For Lee Thorn, a visit to Udom Kati temple is to take a disturbing journey back in time. With its steep red roof and rich, gold-painted carvings, the temple occupies a tranquil corner of Phon Song, a village about two hours' drive north of the Laotian capital, Vientiane.
A picture of serenity from the outside, the paintings that cover the building's interior walls come as a surprise: Interspersed with traditional images taken from the life of the Buddha are lurid scenes of bloodshed, slaughter, and chaos.
"Look at this one," says Mr. Thorn, a 58-year-old US war veteran and peace activist. "There's brother killing brother, devastation after a flood or a bomb. Dead folks here, everybody in modern dress."
He pauses, taken aback by the brutal images before him. "It's saying: Here's war, it exists, and it's worse than anyone can imagine. It's evil."
It's this conviction and a sense of deep revulsion at the role he played in inflicting pain on ordinary Laotians more than 30 years ago that inspires Thorn's efforts to bring development and reconciliation to one of Asia's most impoverished nations.
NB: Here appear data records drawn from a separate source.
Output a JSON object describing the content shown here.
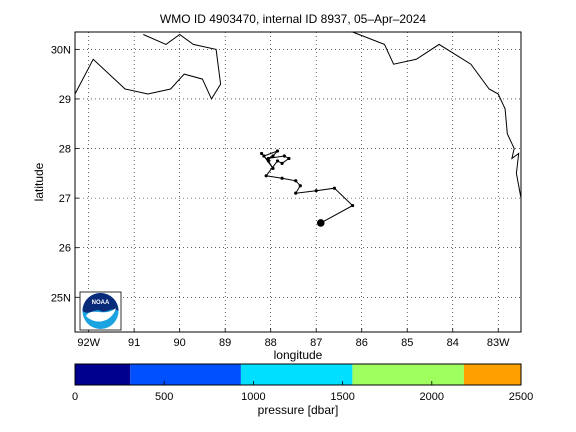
{
  "title": "WMO ID 4903470, internal ID 8937, 05–Apr–2024",
  "map": {
    "xlabel": "longitude",
    "ylabel": "latitude",
    "xlim": [
      -92.3,
      -82.5
    ],
    "ylim": [
      24.3,
      30.35
    ],
    "xticks": [
      {
        "value": -92,
        "label": "92W"
      },
      {
        "value": -91,
        "label": "91"
      },
      {
        "value": -90,
        "label": "90"
      },
      {
        "value": -89,
        "label": "89"
      },
      {
        "value": -88,
        "label": "88"
      },
      {
        "value": -87,
        "label": "87"
      },
      {
        "value": -86,
        "label": "86"
      },
      {
        "value": -85,
        "label": "85"
      },
      {
        "value": -84,
        "label": "84"
      },
      {
        "value": -83,
        "label": "83W"
      }
    ],
    "yticks": [
      {
        "value": 25,
        "label": "25N"
      },
      {
        "value": 26,
        "label": "26"
      },
      {
        "value": 27,
        "label": "27"
      },
      {
        "value": 28,
        "label": "28"
      },
      {
        "value": 29,
        "label": "29"
      },
      {
        "value": 30,
        "label": "30N"
      }
    ],
    "grid": true,
    "grid_style": "dotted",
    "coastline": [
      [
        [
          -92.3,
          29.1
        ],
        [
          -91.9,
          29.8
        ],
        [
          -91.2,
          29.2
        ],
        [
          -90.7,
          29.1
        ],
        [
          -90.2,
          29.2
        ],
        [
          -89.9,
          29.5
        ],
        [
          -89.5,
          29.4
        ],
        [
          -89.3,
          29.0
        ],
        [
          -89.1,
          29.3
        ],
        [
          -89.2,
          30.0
        ],
        [
          -89.7,
          30.1
        ],
        [
          -90.0,
          30.3
        ],
        [
          -90.3,
          30.1
        ],
        [
          -90.8,
          30.3
        ]
      ],
      [
        [
          -86.2,
          30.35
        ],
        [
          -85.5,
          30.1
        ],
        [
          -85.3,
          29.7
        ],
        [
          -84.8,
          29.8
        ],
        [
          -84.3,
          30.1
        ],
        [
          -83.6,
          29.7
        ],
        [
          -83.2,
          29.2
        ],
        [
          -83.0,
          29.1
        ],
        [
          -82.85,
          28.8
        ],
        [
          -82.8,
          28.3
        ],
        [
          -82.65,
          28.0
        ],
        [
          -82.7,
          27.8
        ],
        [
          -82.55,
          27.9
        ],
        [
          -82.6,
          27.5
        ],
        [
          -82.5,
          27.0
        ]
      ]
    ],
    "trajectory": [
      [
        -88.2,
        27.9
      ],
      [
        -88.05,
        27.75
      ],
      [
        -87.95,
        27.6
      ],
      [
        -88.15,
        27.85
      ],
      [
        -87.85,
        27.95
      ],
      [
        -87.95,
        27.85
      ],
      [
        -88.05,
        27.8
      ],
      [
        -87.7,
        27.85
      ],
      [
        -87.6,
        27.8
      ],
      [
        -87.75,
        27.7
      ],
      [
        -87.85,
        27.75
      ],
      [
        -88.1,
        27.45
      ],
      [
        -87.75,
        27.4
      ],
      [
        -87.45,
        27.35
      ],
      [
        -87.35,
        27.25
      ],
      [
        -87.45,
        27.1
      ],
      [
        -87.0,
        27.15
      ],
      [
        -86.6,
        27.2
      ],
      [
        -86.2,
        26.85
      ],
      [
        -86.9,
        26.5
      ]
    ],
    "current_position": [
      -86.9,
      26.5
    ],
    "line_color": "#000000",
    "logo_text": "NOAA"
  },
  "colorbar": {
    "label": "pressure [dbar]",
    "min": 0,
    "max": 2500,
    "ticks": [
      0,
      500,
      1000,
      1500,
      2000,
      2500
    ],
    "tick_labels": [
      "0",
      "500",
      "1000",
      "1500",
      "2000",
      "2500"
    ],
    "segments": [
      {
        "from": 0,
        "to": 310,
        "color": "#00008f"
      },
      {
        "from": 310,
        "to": 930,
        "color": "#0050ff"
      },
      {
        "from": 930,
        "to": 1555,
        "color": "#00dfff"
      },
      {
        "from": 1555,
        "to": 2180,
        "color": "#9fff5f"
      },
      {
        "from": 2180,
        "to": 2500,
        "color": "#ffa000"
      }
    ]
  }
}
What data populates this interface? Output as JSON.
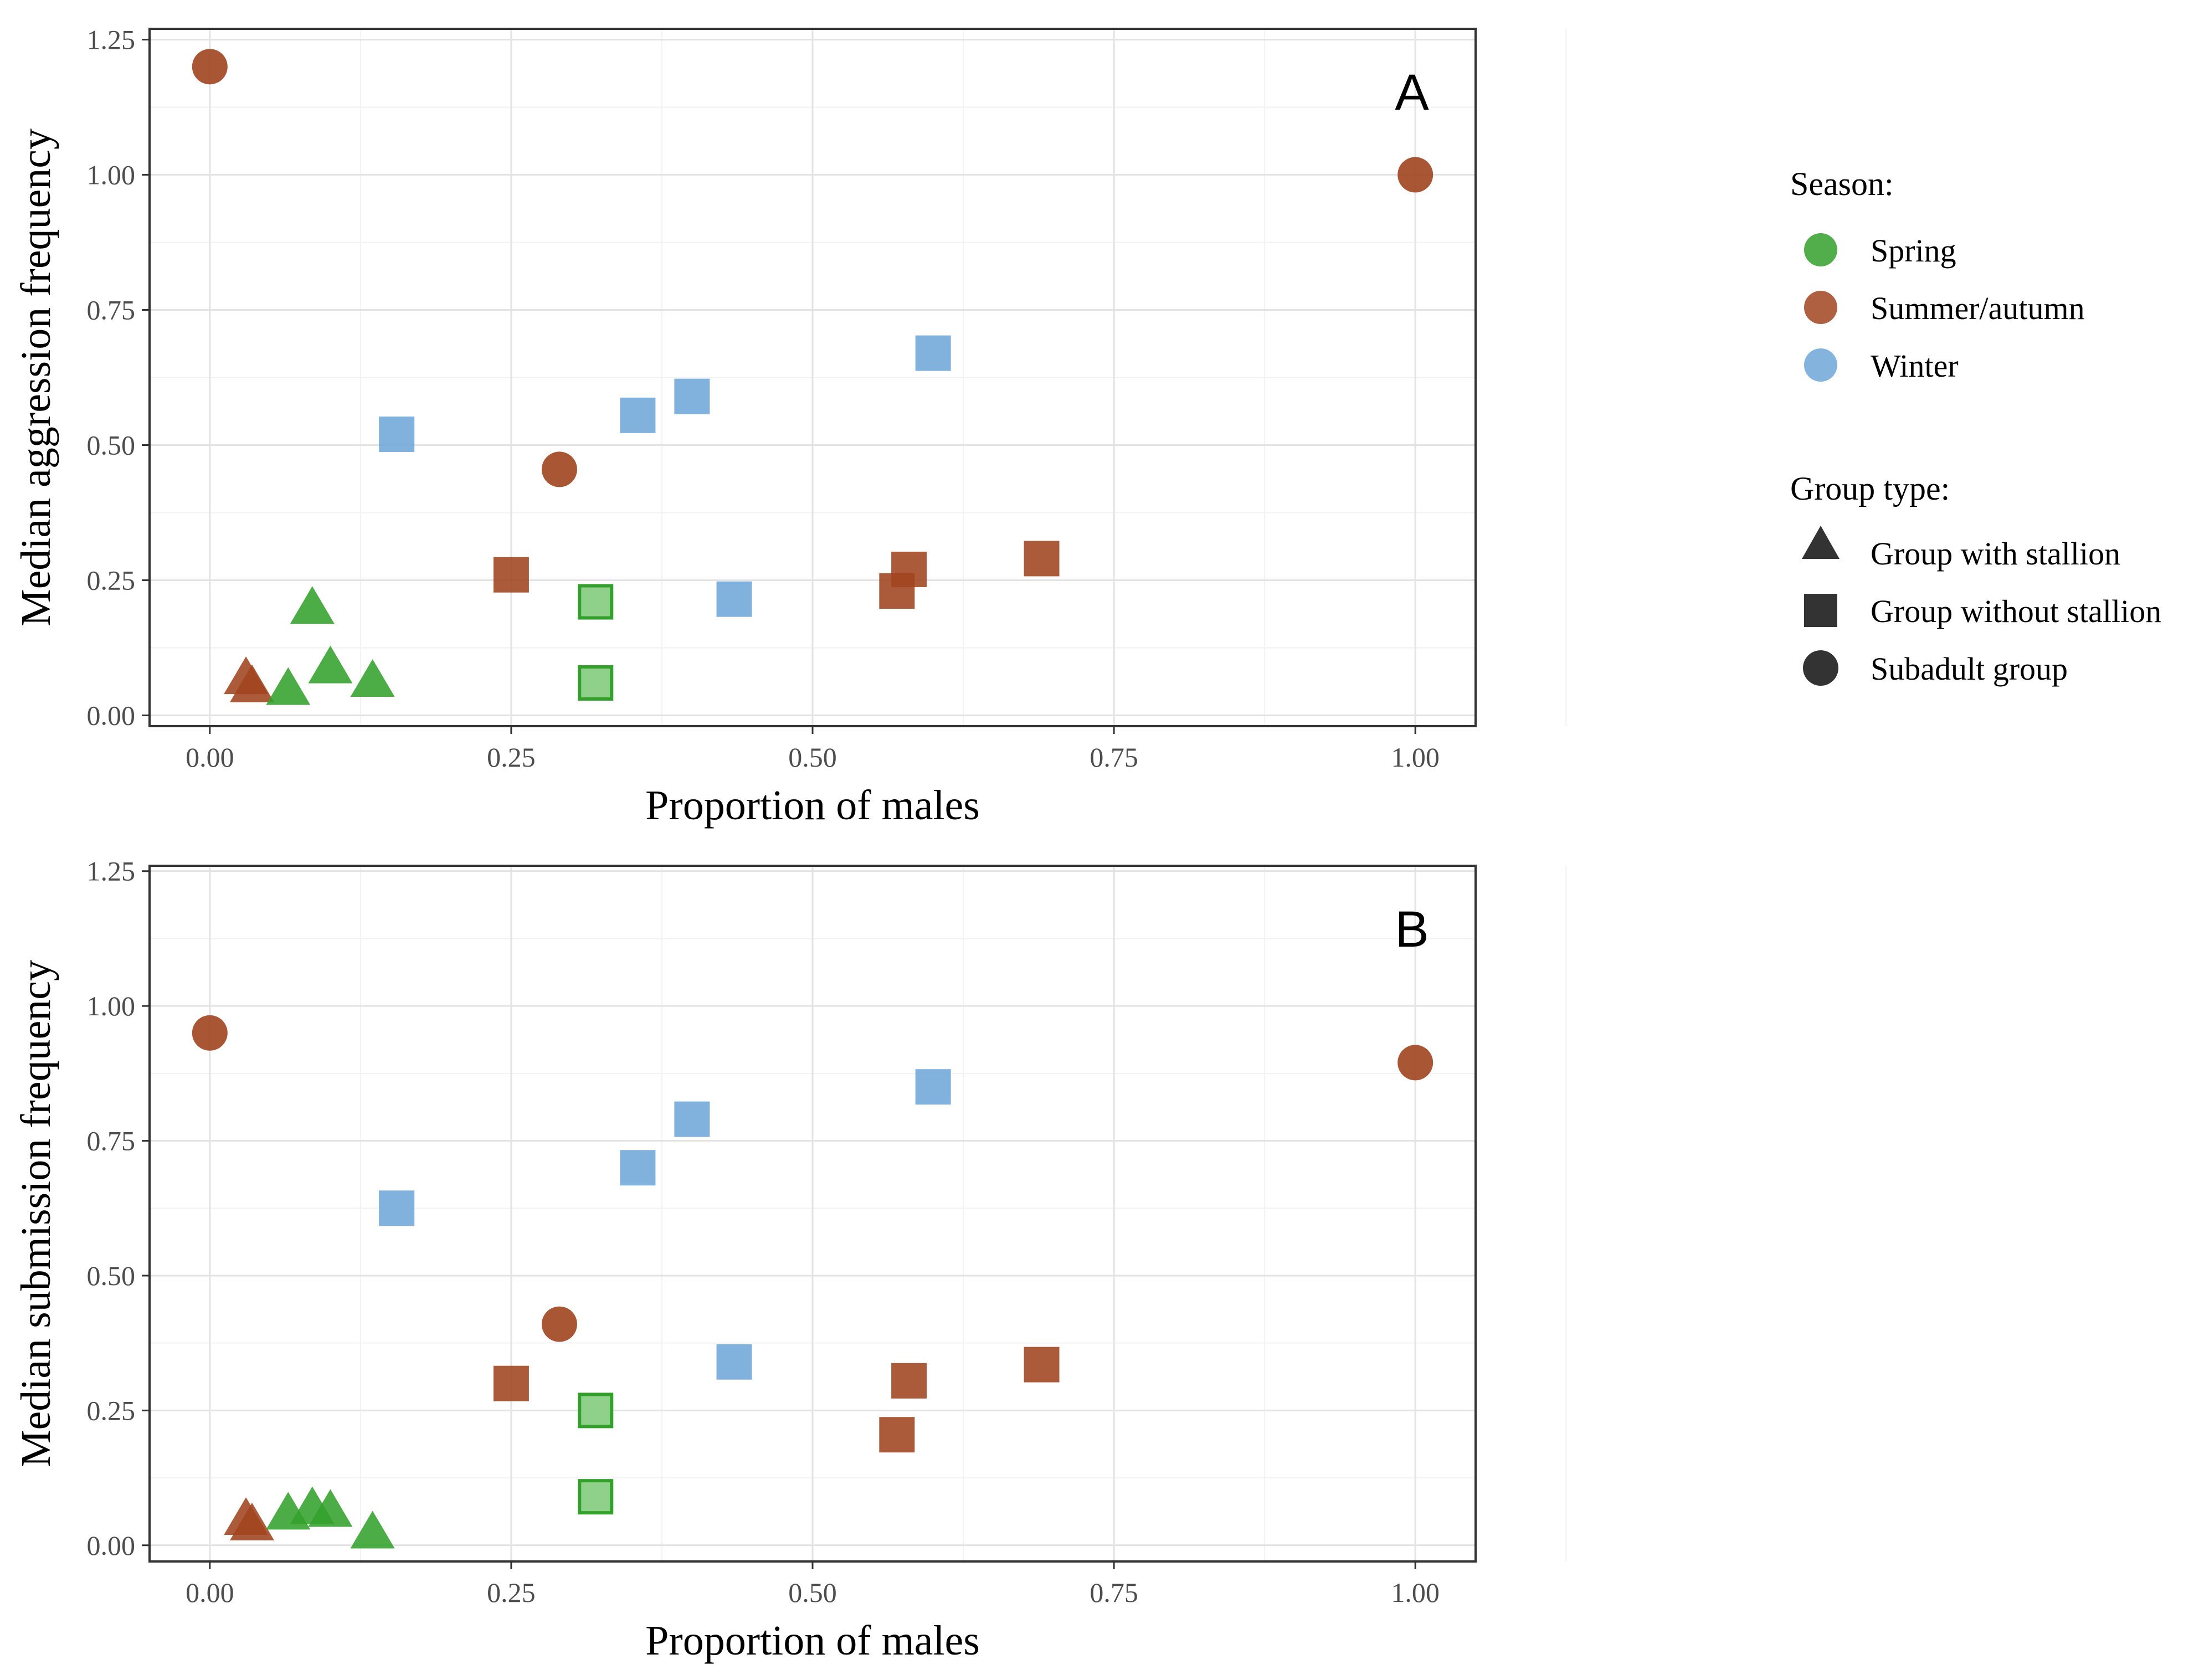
{
  "colors": {
    "Spring": "#33a02c",
    "Summer/autumn": "#a0441f",
    "Winter": "#6ea7d8"
  },
  "chart_data": [
    {
      "type": "scatter",
      "panel": "A",
      "xlabel": "Proportion of males",
      "ylabel": "Median aggression frequency",
      "xlim": [
        -0.05,
        1.05
      ],
      "ylim": [
        -0.02,
        1.27
      ],
      "xticks": [
        "0.00",
        "0.25",
        "0.50",
        "0.75",
        "1.00"
      ],
      "yticks": [
        "0.00",
        "0.25",
        "0.50",
        "0.75",
        "1.00",
        "1.25"
      ],
      "points": [
        {
          "x": 0.0,
          "y": 1.2,
          "season": "Summer/autumn",
          "group": "Subadult group"
        },
        {
          "x": 1.0,
          "y": 1.0,
          "season": "Summer/autumn",
          "group": "Subadult group"
        },
        {
          "x": 0.29,
          "y": 0.455,
          "season": "Summer/autumn",
          "group": "Subadult group"
        },
        {
          "x": 0.25,
          "y": 0.26,
          "season": "Summer/autumn",
          "group": "Group without stallion"
        },
        {
          "x": 0.57,
          "y": 0.23,
          "season": "Summer/autumn",
          "group": "Group without stallion"
        },
        {
          "x": 0.58,
          "y": 0.27,
          "season": "Summer/autumn",
          "group": "Group without stallion"
        },
        {
          "x": 0.69,
          "y": 0.29,
          "season": "Summer/autumn",
          "group": "Group without stallion"
        },
        {
          "x": 0.03,
          "y": 0.07,
          "season": "Summer/autumn",
          "group": "Group with stallion"
        },
        {
          "x": 0.035,
          "y": 0.055,
          "season": "Summer/autumn",
          "group": "Group with stallion"
        },
        {
          "x": 0.155,
          "y": 0.52,
          "season": "Winter",
          "group": "Group without stallion"
        },
        {
          "x": 0.355,
          "y": 0.555,
          "season": "Winter",
          "group": "Group without stallion"
        },
        {
          "x": 0.4,
          "y": 0.59,
          "season": "Winter",
          "group": "Group without stallion"
        },
        {
          "x": 0.6,
          "y": 0.67,
          "season": "Winter",
          "group": "Group without stallion"
        },
        {
          "x": 0.435,
          "y": 0.215,
          "season": "Winter",
          "group": "Group without stallion"
        },
        {
          "x": 0.32,
          "y": 0.21,
          "season": "Spring",
          "group": "Group without stallion"
        },
        {
          "x": 0.32,
          "y": 0.06,
          "season": "Spring",
          "group": "Group without stallion"
        },
        {
          "x": 0.085,
          "y": 0.2,
          "season": "Spring",
          "group": "Group with stallion"
        },
        {
          "x": 0.1,
          "y": 0.09,
          "season": "Spring",
          "group": "Group with stallion"
        },
        {
          "x": 0.065,
          "y": 0.05,
          "season": "Spring",
          "group": "Group with stallion"
        },
        {
          "x": 0.135,
          "y": 0.065,
          "season": "Spring",
          "group": "Group with stallion"
        }
      ]
    },
    {
      "type": "scatter",
      "panel": "B",
      "xlabel": "Proportion of males",
      "ylabel": "Median submission frequency",
      "xlim": [
        -0.05,
        1.05
      ],
      "ylim": [
        -0.03,
        1.26
      ],
      "xticks": [
        "0.00",
        "0.25",
        "0.50",
        "0.75",
        "1.00"
      ],
      "yticks": [
        "0.00",
        "0.25",
        "0.50",
        "0.75",
        "1.00",
        "1.25"
      ],
      "points": [
        {
          "x": 0.0,
          "y": 0.95,
          "season": "Summer/autumn",
          "group": "Subadult group"
        },
        {
          "x": 1.0,
          "y": 0.895,
          "season": "Summer/autumn",
          "group": "Subadult group"
        },
        {
          "x": 0.29,
          "y": 0.41,
          "season": "Summer/autumn",
          "group": "Subadult group"
        },
        {
          "x": 0.25,
          "y": 0.3,
          "season": "Summer/autumn",
          "group": "Group without stallion"
        },
        {
          "x": 0.57,
          "y": 0.205,
          "season": "Summer/autumn",
          "group": "Group without stallion"
        },
        {
          "x": 0.58,
          "y": 0.305,
          "season": "Summer/autumn",
          "group": "Group without stallion"
        },
        {
          "x": 0.69,
          "y": 0.335,
          "season": "Summer/autumn",
          "group": "Group without stallion"
        },
        {
          "x": 0.03,
          "y": 0.05,
          "season": "Summer/autumn",
          "group": "Group with stallion"
        },
        {
          "x": 0.035,
          "y": 0.04,
          "season": "Summer/autumn",
          "group": "Group with stallion"
        },
        {
          "x": 0.155,
          "y": 0.625,
          "season": "Winter",
          "group": "Group without stallion"
        },
        {
          "x": 0.355,
          "y": 0.7,
          "season": "Winter",
          "group": "Group without stallion"
        },
        {
          "x": 0.4,
          "y": 0.79,
          "season": "Winter",
          "group": "Group without stallion"
        },
        {
          "x": 0.6,
          "y": 0.85,
          "season": "Winter",
          "group": "Group without stallion"
        },
        {
          "x": 0.435,
          "y": 0.34,
          "season": "Winter",
          "group": "Group without stallion"
        },
        {
          "x": 0.32,
          "y": 0.25,
          "season": "Spring",
          "group": "Group without stallion"
        },
        {
          "x": 0.32,
          "y": 0.09,
          "season": "Spring",
          "group": "Group without stallion"
        },
        {
          "x": 0.065,
          "y": 0.06,
          "season": "Spring",
          "group": "Group with stallion"
        },
        {
          "x": 0.085,
          "y": 0.07,
          "season": "Spring",
          "group": "Group with stallion"
        },
        {
          "x": 0.1,
          "y": 0.065,
          "season": "Spring",
          "group": "Group with stallion"
        },
        {
          "x": 0.135,
          "y": 0.025,
          "season": "Spring",
          "group": "Group with stallion"
        }
      ]
    }
  ],
  "legend": {
    "season_title": "Season:",
    "season_items": [
      "Spring",
      "Summer/autumn",
      "Winter"
    ],
    "group_title": "Group type:",
    "group_items": [
      "Group with stallion",
      "Group without stallion",
      "Subadult group"
    ]
  }
}
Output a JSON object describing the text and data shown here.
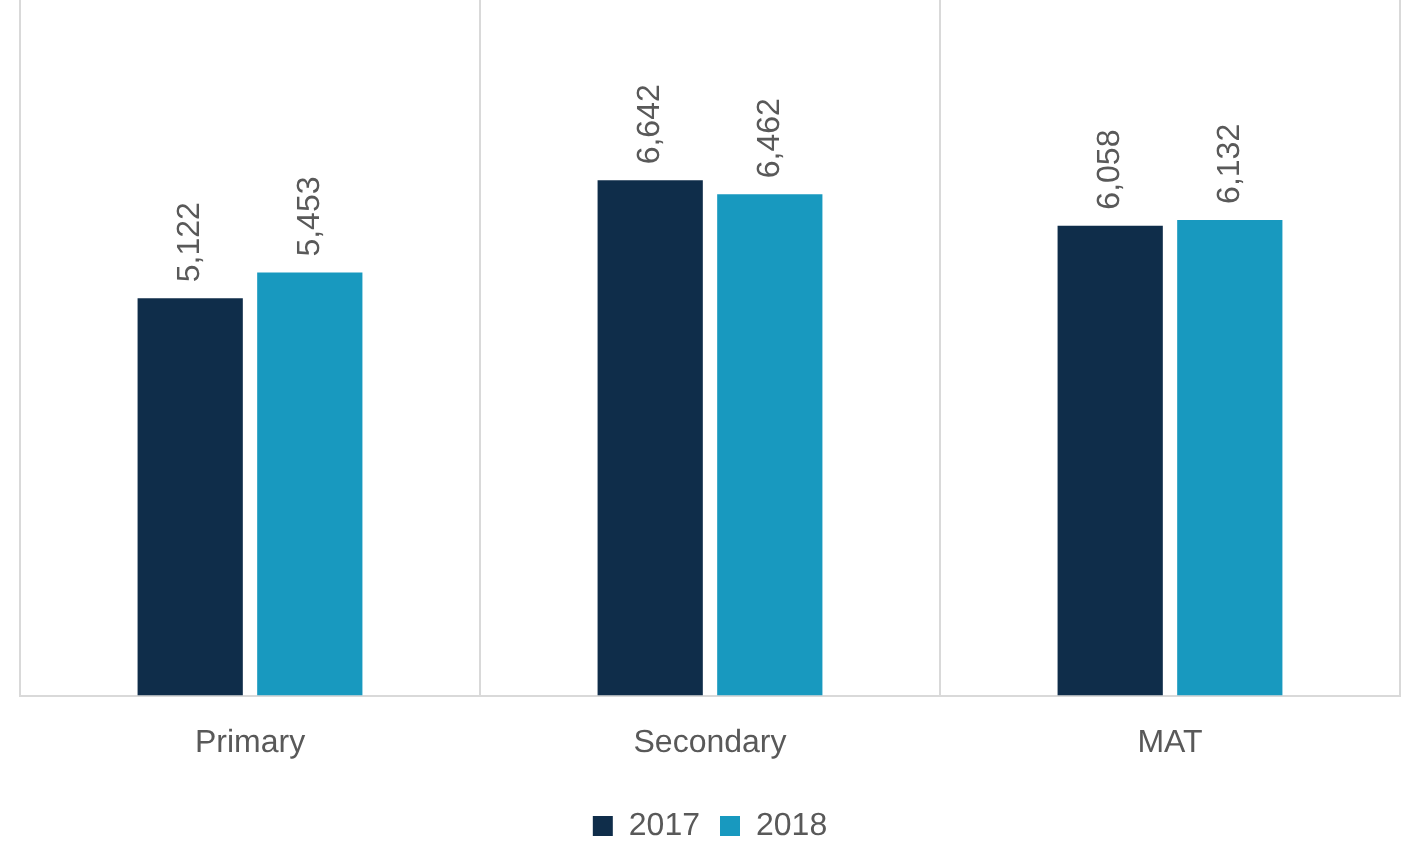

At the height of the Vietnam conflict in 1966, Thorn was a naval serviceman, loading 1,000-pound bombs on fighter bombers based on an aircraft carrier in the Gulf of Tongking. Many of the planes' missions targeted not just North Vietnam, but also its western neighbor Laos, where the US was trying to cut off supplies of men and munitions from reaching Viet Cong fighters threatening Saigon.
"I used to show the bomb assessment films to the pilots after they got back to the carrier," Thorn says. "It was incredible. After some missions, the countryside we'd bombed looked like the surface of the moon."
The people of Bhoun Than a village not far from here witnessed many such US attacks. In those days, the village was located in northeastern Xieng-Khouang province, one of the most heavily bombed parts of the country.
After sustaining many civilian losses, the villagers abandoned their homes and fled south.
More than three decades later, Thorn's San Francisco-based Jhai Foundation is supporting a variety of self-help initiatives in Bhoun Than. The foundation has also helped raise funds for a new school building. The village headman, Siangvi Poulenchit, sees the irony in America's reversal of role. "Before, the Americans destroyed so much of our country our homes, our fields, everything," Mr. Poulenchit says. "It was very hard for us to uproot and come here. But now an American has come to help us, and these projects will help build understanding between the Laotian and US peoples."
Thorn's various projects have earned a more cautious welcome from the country's Communist authorities. His initiatives come at a time when official US assistance to the country is minimal because of Laos's patchy human-rights record, and the lobbying of anticommunist Laotian groups in the US.
Thorn says politics don't enter into what he's trying to do. "We work for poor people," he says, "just as we've done in Nicaragua and other places. We're not trying to create massive social change."
That approach seems to be paying dividends, too, in the rolling green expanses of the Bolaven Plateau, in the deep south where the Jhai Foundation also operates. This is the heart of Laos's coffee-growing belt, a legacy of the country's French colonial rulers. By reputation, Laotian Arabica coffee is among the best in the world, and Thorn wants to export it to the US.
Farmers like Noumala Thepboualy have taken up the challenge with enthusiasm. The possibility that beans from his small plantation could end up in gourmet coffee houses in the US fills him with pride.
"It's sad that [Laotian] coffee hasn't been introduced properly to the world until now," says Mr. Thepboualy, keeping one eye on the women working a dehusking machine in the yard in front of his stilted farmhouse. "We're very happy about what Jhai foundation is trying to do."
Meeting a group of coffee cultivators, including former servicemen, with whom he's now working, Thorn has a rhetorical question, accompanied by a grin: "So what do you guys like better being soldiers or growing coffee?" Growing coffee, they say. The reason is simple, says Thorn. "We're buying the coffee at fair-trade prices, which is about five times what they were getting before. Also, the farmers know, just like I do, that it's better for America and Laos to do business than to continue acting as if nothing has changed."